Titel: Terra incognita Kostenlos Bücher Online Lesen
Autoren: Mireille Calmel
Vom Netzwerk:
habituels, elle le trouva riant aux éclats, une bien belle femme accoudée à son épaule.
    Piquée d’une jalousie primaire, elle s’en fut se dresser devant eux, les poings sur les hanches.
    — Eh bien, dit-elle, faut croire que tout l’monde t’fait pas l’même effet !
    Mathieu serra un peu plus la taille d’Elora. Qui croirait en ce monde qu’elle avait onze ans d’âge et une éternité d’âme dans ce corps de géante ? Alors, pour seule explication, il s’emplit de fierté.
    — C’est ma fille.
    — Ta fille ? Une donzelle si pareil’ment tournée ?
    — Ma fille, oui, et elle ressemble tellement à sa mère… (Il bondit de sa chaise.) que j’ai qu’une envie, foutredieu ! c’est de vitement la lui ramener, ajouta-t-il dans un grand éclat de rire en gagnant la sortie, la main d’Elora dans la sienne.
    Khalil jeta quelques pièces sur le plateau, accrocha au passage une bise sur la joue de la putain interloquée, puis quitta la place à son tour.
     
    La rencontre avec Mounia, Lina et Catarina fut aussi chaleureuse. Les trois femmes les attendaient devant la barque que Nycola avait emplie de leurs affaires.
    Avant de la mettre à l’eau pour rejoindre la caravelle, Mathieu prit Mounia aux épaules et planta dans ses yeux les siens embrumés de vin mais aussi d’un profond respect.
    — Elora m’a tout raconté. Outre ton mari dont nous avons l’affection en commun, nous avons aussi un ennemi. Hugues de Luirieux.
    Elle tiqua.
    — D’où ? Comment ?
    — Il est installé en Royannais où il a été nommé à la charge de prévôt il y a quelques années.
    Elle blêmit. Il l’attira contre lui dans un élan fraternel.
    — Tout ce dont je me souviens, c’est Enguerrand, l’arme au poing dans l’église de Romans pour empêcher les épousailles auxquelles ce fourbe contraignait Hélène de Sassenage. Je ne sais pas ce qu’il en a résulté. J’ai dû fuir, acculé.
    Elle se mit à trembler.
    — Avait-il une chance ? demanda-t-elle.
    Mathieu la berça doucement. Qu’importe qu’elle lui ait été inconnue quelques secondes plus tôt, ils étaient tous liés. Et ce lien, il le sentait à présent, coulait dans leurs veines comme une fratrie puissante.
    — Comme chacun d’entre nous, mais plus encore. Ni sa mère, présente en la nef, ni la noblesse invitée, ne l’auraient laissé achever, assura-t-il.
    Elle s’écarta, forte de cette conviction. Il lui sourit.
    — Si la vengeance d’Enguerrand n’a pas eu raison de ce chien quand nous serons de retour en Dauphiné, alors je te promets, belle Mounia, qu’il nous trouvera tous sur sa route. Il paiera. Oui, il paiera pour ce qu’il nous a fait.
     
    Ce 8 juillet de l’an de grâce 1495 emporta ce serment avec la caravelle dans les eaux de Méditerranée, sans qu’aucun des matelots à bord s’en plaigne.
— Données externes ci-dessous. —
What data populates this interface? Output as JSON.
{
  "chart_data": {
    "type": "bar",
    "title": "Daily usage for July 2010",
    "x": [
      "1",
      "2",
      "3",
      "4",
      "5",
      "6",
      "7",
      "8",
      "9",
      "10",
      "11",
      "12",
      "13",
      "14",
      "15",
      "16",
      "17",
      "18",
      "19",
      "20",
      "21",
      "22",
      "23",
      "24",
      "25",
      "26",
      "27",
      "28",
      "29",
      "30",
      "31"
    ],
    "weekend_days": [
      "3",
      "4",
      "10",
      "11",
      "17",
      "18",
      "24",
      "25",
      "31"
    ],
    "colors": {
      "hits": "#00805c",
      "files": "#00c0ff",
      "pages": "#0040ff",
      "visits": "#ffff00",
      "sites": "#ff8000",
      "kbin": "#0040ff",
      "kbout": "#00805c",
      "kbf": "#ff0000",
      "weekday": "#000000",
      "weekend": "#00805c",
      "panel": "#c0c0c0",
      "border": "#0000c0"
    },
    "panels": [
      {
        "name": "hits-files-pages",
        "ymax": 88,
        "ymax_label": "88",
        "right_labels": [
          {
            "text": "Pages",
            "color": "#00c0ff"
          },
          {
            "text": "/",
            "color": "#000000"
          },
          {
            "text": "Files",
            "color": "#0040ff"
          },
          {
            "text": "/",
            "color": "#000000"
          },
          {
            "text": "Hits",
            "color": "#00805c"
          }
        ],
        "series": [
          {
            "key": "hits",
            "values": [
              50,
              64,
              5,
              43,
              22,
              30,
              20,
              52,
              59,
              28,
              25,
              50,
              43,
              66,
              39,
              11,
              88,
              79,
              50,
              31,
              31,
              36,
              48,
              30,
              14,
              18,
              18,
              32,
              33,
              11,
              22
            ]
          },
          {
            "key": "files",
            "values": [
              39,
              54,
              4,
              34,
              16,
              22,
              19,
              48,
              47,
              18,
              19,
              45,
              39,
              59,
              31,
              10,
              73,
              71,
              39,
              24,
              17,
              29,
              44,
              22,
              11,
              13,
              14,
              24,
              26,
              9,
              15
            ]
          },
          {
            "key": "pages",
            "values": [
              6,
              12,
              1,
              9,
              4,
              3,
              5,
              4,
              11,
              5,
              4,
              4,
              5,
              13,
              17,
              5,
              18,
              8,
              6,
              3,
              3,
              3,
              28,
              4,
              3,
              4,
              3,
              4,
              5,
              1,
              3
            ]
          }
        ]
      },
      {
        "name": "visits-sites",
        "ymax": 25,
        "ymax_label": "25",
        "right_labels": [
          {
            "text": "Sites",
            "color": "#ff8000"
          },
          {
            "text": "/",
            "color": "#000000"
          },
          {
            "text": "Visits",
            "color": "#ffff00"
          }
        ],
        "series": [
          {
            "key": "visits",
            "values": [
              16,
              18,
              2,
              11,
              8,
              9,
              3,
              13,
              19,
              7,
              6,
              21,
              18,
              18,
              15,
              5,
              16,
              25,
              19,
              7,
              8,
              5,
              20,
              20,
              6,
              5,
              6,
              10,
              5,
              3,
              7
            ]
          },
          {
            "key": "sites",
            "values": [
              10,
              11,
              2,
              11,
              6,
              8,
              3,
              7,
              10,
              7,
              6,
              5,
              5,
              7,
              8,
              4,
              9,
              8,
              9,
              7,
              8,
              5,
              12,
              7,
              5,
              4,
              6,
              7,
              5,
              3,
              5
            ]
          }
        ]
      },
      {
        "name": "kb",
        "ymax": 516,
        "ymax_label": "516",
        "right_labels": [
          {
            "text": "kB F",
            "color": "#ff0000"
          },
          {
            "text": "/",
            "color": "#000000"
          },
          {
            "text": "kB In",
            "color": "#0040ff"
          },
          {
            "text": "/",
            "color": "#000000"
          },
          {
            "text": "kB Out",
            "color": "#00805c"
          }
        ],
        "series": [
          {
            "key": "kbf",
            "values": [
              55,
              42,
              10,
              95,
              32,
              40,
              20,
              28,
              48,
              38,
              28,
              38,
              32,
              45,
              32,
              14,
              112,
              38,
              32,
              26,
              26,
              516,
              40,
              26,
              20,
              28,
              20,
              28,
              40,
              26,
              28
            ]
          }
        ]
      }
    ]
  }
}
    Tout juste jetèrent-ils un regard sur la dépouille du Teigneux que le courant entraînait.
    Ils avaient mieux à faire et aucunement envie de le pleurer.

53
     
    En cette fin de journée du 27 juillet, Enguerrand, enfin remis de ses blessures, venait de descendre de cheval dans la cour de la prévôté de Romans-sur-Isère.
    Il n’était pas seul.
    Sidonie de La Tour-Sassenage et son époux Jacques, revenu d’Italie la veille, l’accompagnaient, officiellement pour veiller à ce que le prévôt ne déborde pas le cadre de ses prérogatives.
    La vérité était autre.
    La rage que le chevalier promenait au cœur appelait une vengeance et chaque jour passé dans sa chambre à attendre la guérison de ses plaies n’avait servi qu’à exacerber sa frustration. Sa mère et le baron Jacques l’avaient bien compris qui craignaient une impulsion incontrôlée dont Luirieux se serait encore servi contre lui. Face à ce fourbe, il fallait ruser.
    Enguerrand en était convenu. Et avait accepté leur présence à ses côtés. À regret.
    Hugues de Luirieux éprouva la même déception à les voir s’avancer tous trois dans la cour. D’autant plus grande que le retour de Jacques de Sassenage impliquait de sa part non seulement une retenue à régler cette affaire, mais probablement un geste de clémence. Il ne pouvait courir le risque de déplaire à son beau-père. L’homme était le plus important personnage du Dauphiné. Qui plus est, familier de la maison royale.
    Tandis qu’ils pénétraient dans l’édifice, le prévôt soulagea du stylet qu’il y avait caché l’ourlet secret de sa manche.